23
nitwhiz
6y

Already wrote about wk92 but i have to add:

STOP MAKING ME ATTEND COURSES SO I AM EVEN ALLOWED TO TAKE EXAMS.

Like what the hell. You know when it comes to networking i'm doing okayish, coding straight A and then there is maths, let's not talk about it. BUT FFS I WAS NOT ALLOWED TO TAKE 2 OF MY CODING EXAMS THIS SEMESTER CUS I DIDN'T VISIT 2-3 EVENTS OF IT.

I am a coder. I aspire being a coder. I study software development. I just need to prove myself and some dudes can do it. Let me do my thing.
Btw, there weren't any mandatory events for maths. Of course. Why should there be. Yeah okay

Comments
  • 14
    School isn't there to teach knowledge anymore.
    It's there to teach people to follow instructions.
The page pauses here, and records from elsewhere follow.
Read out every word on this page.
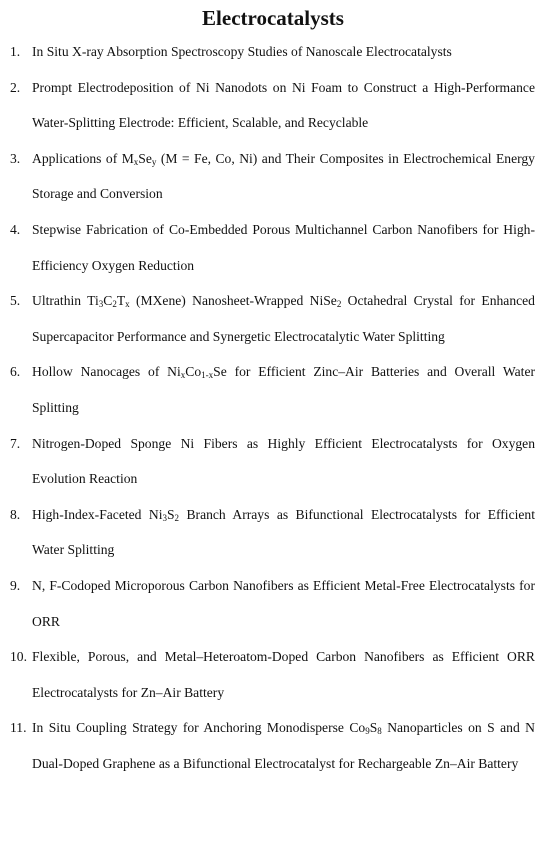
Electrocatalysts
1. In Situ X-ray Absorption Spectroscopy Studies of Nanoscale Electrocatalysts
2. Prompt Electrodeposition of Ni Nanodots on Ni Foam to Construct a High-Performance Water-Splitting Electrode: Efficient, Scalable, and Recyclable
3. Applications of $M_xSe_y$ (M = Fe, Co, Ni) and Their Composites in Electrochemical Energy Storage and Conversion
4. Stepwise Fabrication of Co-Embedded Porous Multichannel Carbon Nanofibers for High-Efficiency Oxygen Reduction
5. Ultrathin $Ti_3C_2T_x$ (MXene) Nanosheet-Wrapped NiSe$_2$ Octahedral Crystal for Enhanced Supercapacitor Performance and Synergetic Electrocatalytic Water Splitting
6. Hollow Nanocages of $Ni_xCo_{1-x}Se$ for Efficient Zinc–Air Batteries and Overall Water Splitting
7. Nitrogen-Doped Sponge Ni Fibers as Highly Efficient Electrocatalysts for Oxygen Evolution Reaction
8. High-Index-Faceted $Ni_3S_2$ Branch Arrays as Bifunctional Electrocatalysts for Efficient Water Splitting
9. N, F-Codoped Microporous Carbon Nanofibers as Efficient Metal-Free Electrocatalysts for ORR
10. Flexible, Porous, and Metal–Heteroatom-Doped Carbon Nanofibers as Efficient ORR Electrocatalysts for Zn–Air Battery
11. In Situ Coupling Strategy for Anchoring Monodisperse $Co_9S_8$ Nanoparticles on S and N Dual-Doped Graphene as a Bifunctional Electrocatalyst for Rechargeable Zn–Air Battery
    You're a pentagon? Irrelevant.
    It'll hammer you into a square hole, or fail you. Your "choice."
  • 4
    @Root Sad reality. Germans call people that have fully fallen for that system "Fachidioten". Specialized idiots.
  • 2
    That sucks. I just submitted the paperwork so I don't have to attend "RSO" (roughly translates to Computer Systems and Networks) and can just take the exams.
    But it's sad that this is even something we're considering. Classes should be good enough that we would want to go.
  • 1
    @ribchinski I have a high school diploma. The only reason I didn't skip half of highschool and get a GED was because it would be difficult getting hired with one. 😞😧

    I attended college but dropped out because it was an expensive, pointless, and infuriating waste of my time. I spent thousands of dollars to learn next to nothing, and had to put up with totally incompetent teachers for 80% or more of my classes.

    I dropped out, got a job doing somewhat what I wanted, and taught myself the rest. The only thing that was lacking was calculus. I've been teaching myself that, but it's slow going since I have almost no time to myself anymore. ☹ (and it's difficult teaching yourself math concepts you don't know yet. lol)
  • 0
    @ribchinski getting hired is a thing of 20% luck, 50% knowing people and 30% about skill.
    I got to work fulltime doing somewhat what i wanted directly after school.. and now i'm studying out of pure interest and because the money you can earn is more, if you sell yourself right.^^
    But of course, one of the first things you get sorted out on is your degree.
  • 1
    @ribchinski the highest math offered in high school for me was "Trig/Pre-calc" -- it didn't cover any calc. and I knew all of the material before taking the class. ☹
  • 0
    @ribchinski I'm a little biased because I find Calc very interesting, and statistics boring as hell.

    Deriving e.g. the area formulas for geometric shapes for the first time was very enlightening.